The Supreme Court of Canada’s decision in Atlantic Lottery is best known for the damper it put on “waiver of tort” as a cause of action. But it could turn out to be a seminal case in the way damages for breach of contract are calculated.

“The court said – and this is the first time the issue came squarely before it – that it may be appropriate in some cases for plaintiffs to base their damages on the defendant’s gain, as opposed to the traditional measure, which is the plaintiff’s loss,” says Julie Rosenthal of Goodmans LLP in Toronto, who represented the successful appellant. “This is a point that will live on in the case law.”

Gowling forges blockbuster litigation partnership

Gowling WLG has partnered with CiteRight, a Toronto-based legal technology startup. CiteRight’s software allows litigation teams to transform their legal research into reusable libraries in MS Word. CiteRight can then automatically generate court documents that comply with electronic submission requirements.

Critical to CiteRight’s appeal is its ability to facilitate remote collaboration among litigation teams.

Supreme contrarian: where does SCC Justice Suzanne Côté stand on women’s rights?

It’s no secret that Supreme Court of Canada Justice Suzanne Côté has a mind of her own. So much so, that, according to The Lawyer’s Daily, she dissented on some 32 percent of the cases in which she took part. The figure rises to 40 percent if we take her concurring but separate judgments into account.

What’s interesting, however, are the stances Côté has taken on recent cases that, directly or indirectly, involve women’s rights.
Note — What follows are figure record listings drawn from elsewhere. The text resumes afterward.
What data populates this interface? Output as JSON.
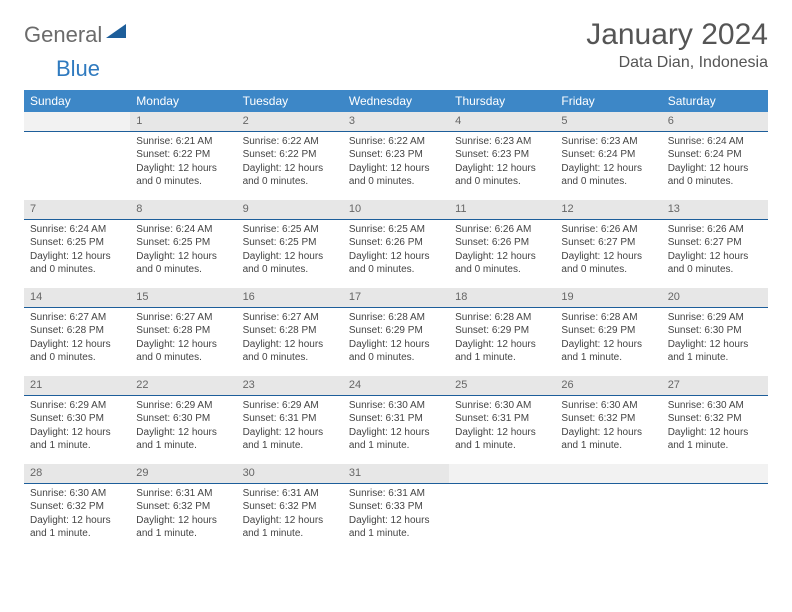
{
  "logo": {
    "part1": "General",
    "part2": "Blue"
  },
  "title": {
    "month": "January 2024",
    "location": "Data Dian, Indonesia"
  },
  "style": {
    "header_bg": "#3d87c7",
    "header_text": "#ffffff",
    "daynum_bg": "#e7e7e7",
    "daynum_border": "#1d5e9a",
    "body_text": "#444444",
    "page_bg": "#ffffff",
    "title_fontsize": 30,
    "location_fontsize": 16,
    "cell_fontsize": 10,
    "header_fontsize": 12
  },
  "weekdays": [
    "Sunday",
    "Monday",
    "Tuesday",
    "Wednesday",
    "Thursday",
    "Friday",
    "Saturday"
  ],
  "weeks": [
    [
      null,
      {
        "n": "1",
        "sr": "Sunrise: 6:21 AM",
        "ss": "Sunset: 6:22 PM",
        "d1": "Daylight: 12 hours",
        "d2": "and 0 minutes."
      },
      {
        "n": "2",
        "sr": "Sunrise: 6:22 AM",
        "ss": "Sunset: 6:22 PM",
        "d1": "Daylight: 12 hours",
        "d2": "and 0 minutes."
      },
      {
        "n": "3",
        "sr": "Sunrise: 6:22 AM",
        "ss": "Sunset: 6:23 PM",
        "d1": "Daylight: 12 hours",
        "d2": "and 0 minutes."
      },
      {
        "n": "4",
        "sr": "Sunrise: 6:23 AM",
        "ss": "Sunset: 6:23 PM",
        "d1": "Daylight: 12 hours",
        "d2": "and 0 minutes."
      },
      {
        "n": "5",
        "sr": "Sunrise: 6:23 AM",
        "ss": "Sunset: 6:24 PM",
        "d1": "Daylight: 12 hours",
        "d2": "and 0 minutes."
      },
      {
        "n": "6",
        "sr": "Sunrise: 6:24 AM",
        "ss": "Sunset: 6:24 PM",
        "d1": "Daylight: 12 hours",
        "d2": "and 0 minutes."
      }
    ],
    [
      {
        "n": "7",
        "sr": "Sunrise: 6:24 AM",
        "ss": "Sunset: 6:25 PM",
        "d1": "Daylight: 12 hours",
        "d2": "and 0 minutes."
      },
      {
        "n": "8",
        "sr": "Sunrise: 6:24 AM",
        "ss": "Sunset: 6:25 PM",
        "d1": "Daylight: 12 hours",
        "d2": "and 0 minutes."
      },
      {
        "n": "9",
        "sr": "Sunrise: 6:25 AM",
        "ss": "Sunset: 6:25 PM",
        "d1": "Daylight: 12 hours",
        "d2": "and 0 minutes."
      },
      {
        "n": "10",
        "sr": "Sunrise: 6:25 AM",
        "ss": "Sunset: 6:26 PM",
        "d1": "Daylight: 12 hours",
        "d2": "and 0 minutes."
      },
      {
        "n": "11",
        "sr": "Sunrise: 6:26 AM",
        "ss": "Sunset: 6:26 PM",
        "d1": "Daylight: 12 hours",
        "d2": "and 0 minutes."
      },
      {
        "n": "12",
        "sr": "Sunrise: 6:26 AM",
        "ss": "Sunset: 6:27 PM",
        "d1": "Daylight: 12 hours",
        "d2": "and 0 minutes."
      },
      {
        "n": "13",
        "sr": "Sunrise: 6:26 AM",
        "ss": "Sunset: 6:27 PM",
        "d1": "Daylight: 12 hours",
        "d2": "and 0 minutes."
      }
    ],
    [
      {
        "n": "14",
        "sr": "Sunrise: 6:27 AM",
        "ss": "Sunset: 6:28 PM",
        "d1": "Daylight: 12 hours",
        "d2": "and 0 minutes."
      },
      {
        "n": "15",
        "sr": "Sunrise: 6:27 AM",
        "ss": "Sunset: 6:28 PM",
        "d1": "Daylight: 12 hours",
        "d2": "and 0 minutes."
      },
      {
        "n": "16",
        "sr": "Sunrise: 6:27 AM",
        "ss": "Sunset: 6:28 PM",
        "d1": "Daylight: 12 hours",
        "d2": "and 0 minutes."
      },
      {
        "n": "17",
        "sr": "Sunrise: 6:28 AM",
        "ss": "Sunset: 6:29 PM",
        "d1": "Daylight: 12 hours",
        "d2": "and 0 minutes."
      },
      {
        "n": "18",
        "sr": "Sunrise: 6:28 AM",
        "ss": "Sunset: 6:29 PM",
        "d1": "Daylight: 12 hours",
        "d2": "and 1 minute."
      },
      {
        "n": "19",
        "sr": "Sunrise: 6:28 AM",
        "ss": "Sunset: 6:29 PM",
        "d1": "Daylight: 12 hours",
        "d2": "and 1 minute."
      },
      {
        "n": "20",
        "sr": "Sunrise: 6:29 AM",
        "ss": "Sunset: 6:30 PM",
        "d1": "Daylight: 12 hours",
        "d2": "and 1 minute."
      }
    ],
    [
      {
        "n": "21",
        "sr": "Sunrise: 6:29 AM",
        "ss": "Sunset: 6:30 PM",
        "d1": "Daylight: 12 hours",
        "d2": "and 1 minute."
      },
      {
        "n": "22",
        "sr": "Sunrise: 6:29 AM",
        "ss": "Sunset: 6:30 PM",
        "d1": "Daylight: 12 hours",
        "d2": "and 1 minute."
      },
      {
        "n": "23",
        "sr": "Sunrise: 6:29 AM",
        "ss": "Sunset: 6:31 PM",
        "d1": "Daylight: 12 hours",
        "d2": "and 1 minute."
      },
      {
        "n": "24",
        "sr": "Sunrise: 6:30 AM",
        "ss": "Sunset: 6:31 PM",
        "d1": "Daylight: 12 hours",
        "d2": "and 1 minute."
      },
      {
        "n": "25",
        "sr": "Sunrise: 6:30 AM",
        "ss": "Sunset: 6:31 PM",
        "d1": "Daylight: 12 hours",
        "d2": "and 1 minute."
      },
      {
        "n": "26",
        "sr": "Sunrise: 6:30 AM",
        "ss": "Sunset: 6:32 PM",
        "d1": "Daylight: 12 hours",
        "d2": "and 1 minute."
      },
      {
        "n": "27",
        "sr": "Sunrise: 6:30 AM",
        "ss": "Sunset: 6:32 PM",
        "d1": "Daylight: 12 hours",
        "d2": "and 1 minute."
      }
    ],
    [
      {
        "n": "28",
        "sr": "Sunrise: 6:30 AM",
        "ss": "Sunset: 6:32 PM",
        "d1": "Daylight: 12 hours",
        "d2": "and 1 minute."
      },
      {
        "n": "29",
        "sr": "Sunrise: 6:31 AM",
        "ss": "Sunset: 6:32 PM",
        "d1": "Daylight: 12 hours",
        "d2": "and 1 minute."
      },
      {
        "n": "30",
        "sr": "Sunrise: 6:31 AM",
        "ss": "Sunset: 6:32 PM",
        "d1": "Daylight: 12 hours",
        "d2": "and 1 minute."
      },
      {
        "n": "31",
        "sr": "Sunrise: 6:31 AM",
        "ss": "Sunset: 6:33 PM",
        "d1": "Daylight: 12 hours",
        "d2": "and 1 minute."
      },
      null,
      null,
      null
    ]
  ]
}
Most notably, perhaps, is Côté’s dissent in Fraser v. Canada, released in October 2020. She concluded that an RCMP pension plan did not discriminate against job-sharing women who were not allowed to buy back into the pension plan, an opportunity afforded to other full-time officers who were absent without pay and returned to their jobs.
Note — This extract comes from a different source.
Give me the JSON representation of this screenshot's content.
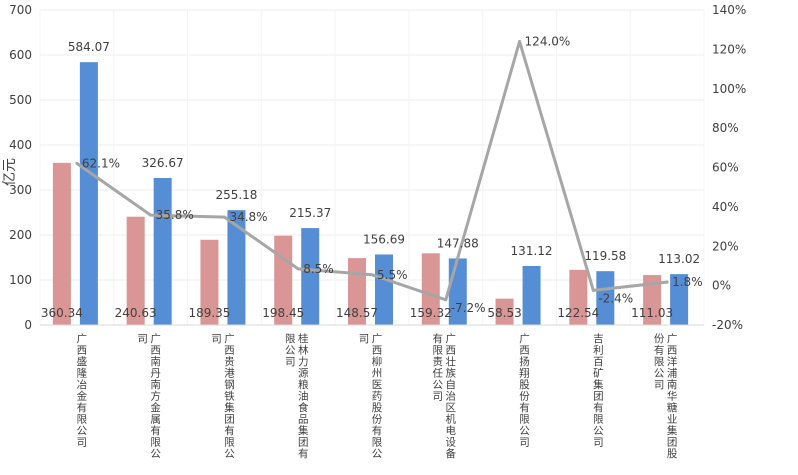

In November, in Delmas v. R., Côté was the only judge among seven who would have allowed an appeal from a conviction of sexual assault. In doing so, she endorsed the dissenting view in the Alberta Court of Appeal, which concluded, among other things, that the trial judge may have erred in “stereotyping” the male accused.
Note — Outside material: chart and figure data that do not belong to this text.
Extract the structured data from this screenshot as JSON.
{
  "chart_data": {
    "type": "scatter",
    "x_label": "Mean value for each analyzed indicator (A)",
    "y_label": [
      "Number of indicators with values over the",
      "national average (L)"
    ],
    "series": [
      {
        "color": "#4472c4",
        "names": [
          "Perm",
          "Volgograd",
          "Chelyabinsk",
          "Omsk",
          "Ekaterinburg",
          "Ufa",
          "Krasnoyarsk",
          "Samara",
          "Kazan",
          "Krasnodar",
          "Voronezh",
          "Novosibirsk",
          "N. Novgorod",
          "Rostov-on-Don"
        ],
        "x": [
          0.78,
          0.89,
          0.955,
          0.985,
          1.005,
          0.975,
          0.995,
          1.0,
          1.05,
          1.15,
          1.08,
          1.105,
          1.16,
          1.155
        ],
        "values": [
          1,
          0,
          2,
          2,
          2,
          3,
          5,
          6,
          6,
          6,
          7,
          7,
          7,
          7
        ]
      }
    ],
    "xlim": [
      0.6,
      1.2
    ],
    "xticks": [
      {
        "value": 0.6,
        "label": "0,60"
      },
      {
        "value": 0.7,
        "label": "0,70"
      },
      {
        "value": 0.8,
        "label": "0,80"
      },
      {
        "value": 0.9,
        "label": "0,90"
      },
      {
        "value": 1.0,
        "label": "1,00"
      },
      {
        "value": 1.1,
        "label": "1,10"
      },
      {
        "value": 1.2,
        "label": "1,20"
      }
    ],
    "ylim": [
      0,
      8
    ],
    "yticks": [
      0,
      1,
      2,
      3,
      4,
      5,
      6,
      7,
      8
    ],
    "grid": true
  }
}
Similarly, in December, Côté was the only judge among seven in R. v. Kishayinew who would have upheld the acquittal of an accused on sexual assault charges. The trial judge concluded that the female complainant had not consented to the accused’s advances, but the Saskatchewan Court of Appeal reversed.

Something to keep an eye on?

Rehabilitation revisited: court rules prisoners have rights to PlayStations

The Federal Court has ruled that Patrick Fischer, a maximum security inmate, could take his PlayStation memory card and use it in his cell when he was transferred to a medium security institution.

The authorities had erred, the court ruled, in determining that the memory card was a “removable or portable mass storage device”. Taking away the prisoner’s toys, then, was “unfair and unreasonable”.